– Дядя Саша, я… – срывающимся голосом заговорил пацан. – Они мамку мою прихватили, иначе бы я никогда… Ты же меня знаешь, дядя Саша! Я же тебе знак тогда…

– Знаю, Митька, – я похлопал парня по тощему плечу, мысленно матюгнувшись. Такое время. – А я и не знал, что у тебя мамка жива.

– Так я специально тихарился, чтобы и мамка про мои дела ничего не знала, и вот так вот не случилось, – быстро зашептал Митяй, рассовывая по карманам полицайское «богачество». – Не убрег. Дядя Саша, честное слово, я как мог выворачивался…

– Да брось ты оправдываться, Митяй, – поморщился я. – Мамку-то как думаешь выручать?

– Она уже узелок собрала, – сказал Митяй. – Уговор у нас был, что я ее в Свободное вывезу, как только все… вот это… Знаю одну цыганскую тропку…

– Верил, значит, что я тебя вытащу? – прищурился я.

– Конечно, верил, ты же своих не бросаешь, – сказал Митька, а потом его затрясло. – Вот же гнида этот чухнец! Клялся, что отпустит, а сам…

Митяй зашмыгал носом, отвернулся, вытер глаза рукавом. Вдалеке раздалась громкая немецкая речь. Пора было разбегаться. Я мотнул ему головой в сторону ближайших кустов. Тот кивнул и бесшумно растворился в темноте.

Я спокойно выбрался в более людную часть города. Хотя людной ее назвать было трудно. Редкие встречные и поперечные торопились по домам. До комендантского часа оставалось немного времени. Я тормознул «лихача», возможно того же самого и благополучно доехал до княжеских палат.

В прихожей меня встретила Глаша. Из гостиной и столовой доносились возбужденные голоса. Плыл табачный дым. Звякали бокалы. Похоже, вечеринка была в самом разгаре. Я скинул штиблеты, на подошвах которых было по килограмму грязи. Прошел в ванную. Благо, Захар, наш истопник, раскочегарил водогрейную колонку. Так что проблемы с тем, чтобы помыться не возникло. Горничная подала мне все чистое. Приведя себя в порядок, я вышел к гостям. За изрядно разоренным столом, сидела обычная компашка. Князь Сухомлинский, граф Суворов, литератор Обнорский, поручик Серебряков, который кивком со мною поздоровался, словно мы сегодня не виделись.
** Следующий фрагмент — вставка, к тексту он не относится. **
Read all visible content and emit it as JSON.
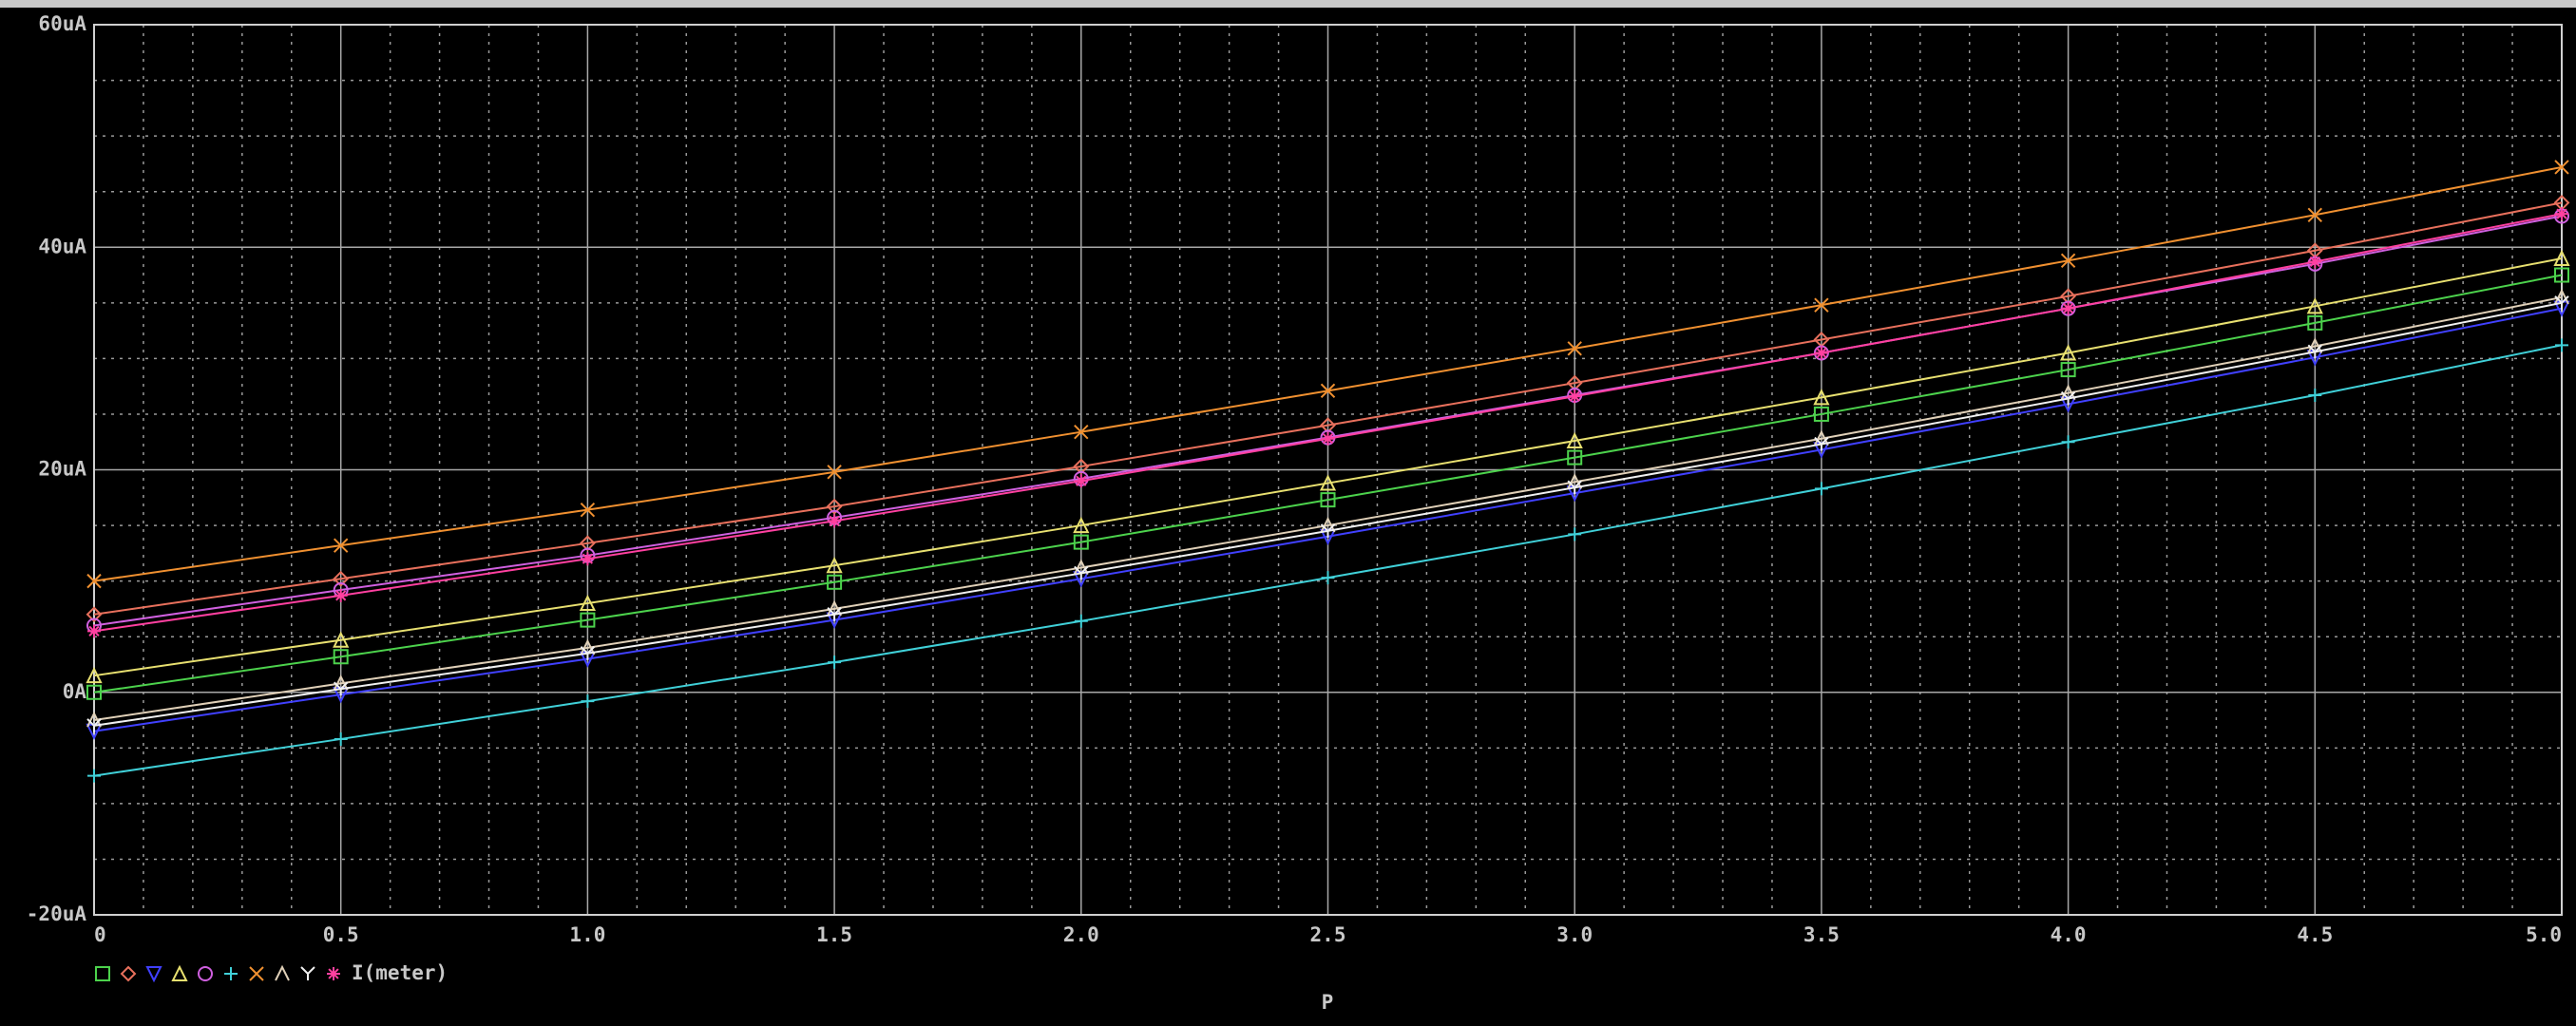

Глаша принесла мне чистые тарелки и столовые приборы. Положила гусятины, пододвинула блюдо с заливной рыбой и еще какие-то тарелочки и блюдца со снедью. Обнорский налил мне водки и мы с ним выпили. Этот бумагомарака приехал в Плескау аж из Лиможа, дабы рассказывать читателям белоэмигрантских газетенок о том, какое счастье принесла «Великая Германия на освобожденные от большевистского ига территории многострадальной России…». Судя по тому, что сей щелкопер был беспробудно пьян, виселицы и расклеенные по городу приказы комендатуры, за нарушение которых жителям полагалась только одно наказание – смертная казнь, его не вдохновляли на творчество.
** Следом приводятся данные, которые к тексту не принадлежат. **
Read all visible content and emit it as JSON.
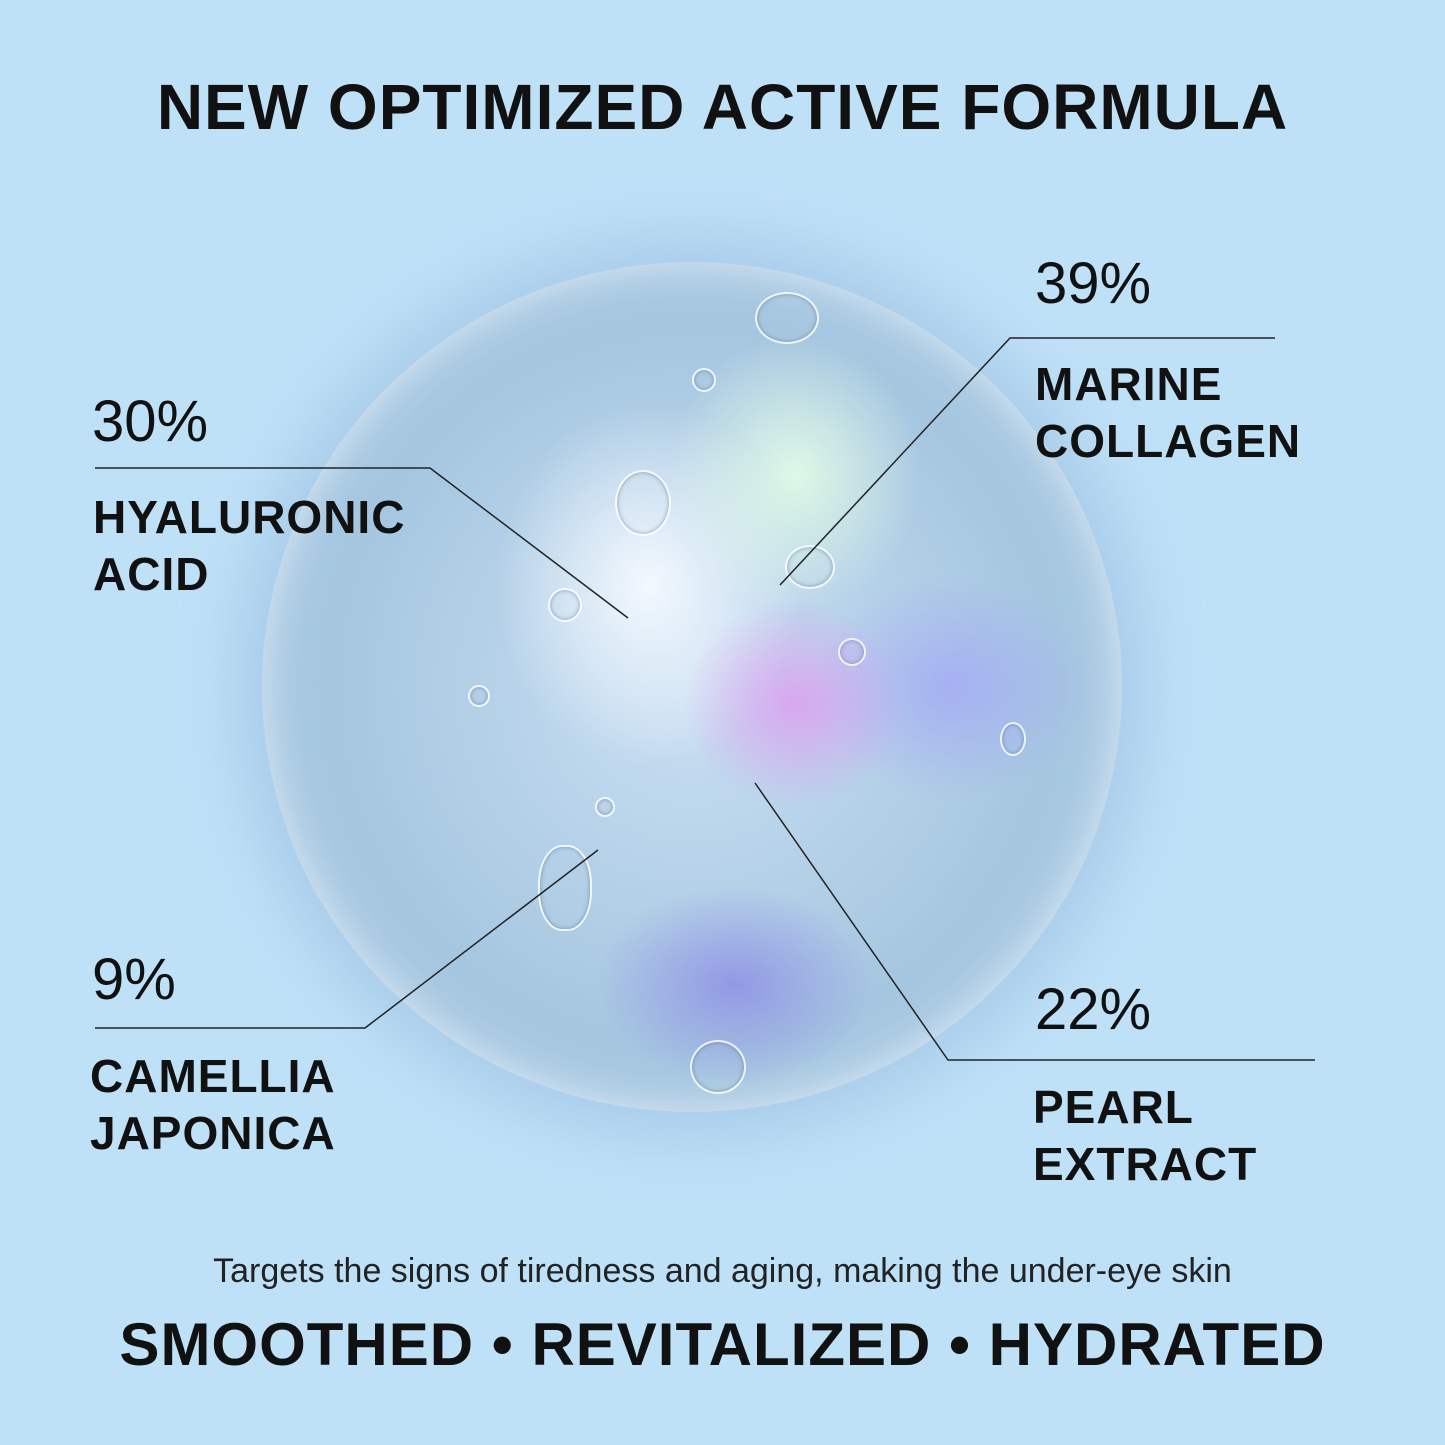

– Нет, господа, вы только послушайте, что пишет этот чухонский листок «Хельсингин саномат»! – воскликнул потомок великого русского полководца, разворачивая финскую газету: «…большинство русских военнопленных являются юношами в возрасте от четырнадцати до семнадцати лет или же стариками от шестидесяти до семидесяти лет…».
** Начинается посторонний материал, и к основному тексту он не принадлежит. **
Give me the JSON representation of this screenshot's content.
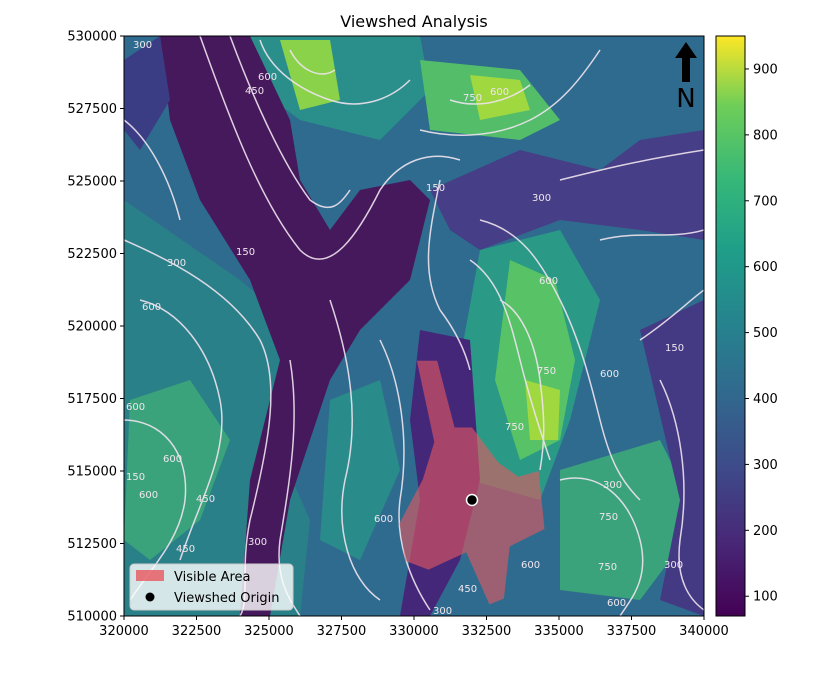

Присутствующие тут же заспорили, можно ли этому верить. Я смолчал, делая вид, что увлечен исключительно набиванием желудка, тем более, что действительно проголодался. У князя были тесные связи с немецкой интендантской службой, ведавшей продовольственным снабжением вермахта, поэтому к нему охотно заглядывали не только понаехавшие белоэмигранты, но и высокопоставленные немецкие офицеры. Последним обстоятельством я беззастенчиво пользовался. Подвыпившие немчики порой бывали излишне болтливы. Однако наибольшие надежды я возлагал на фройляйн Кранц.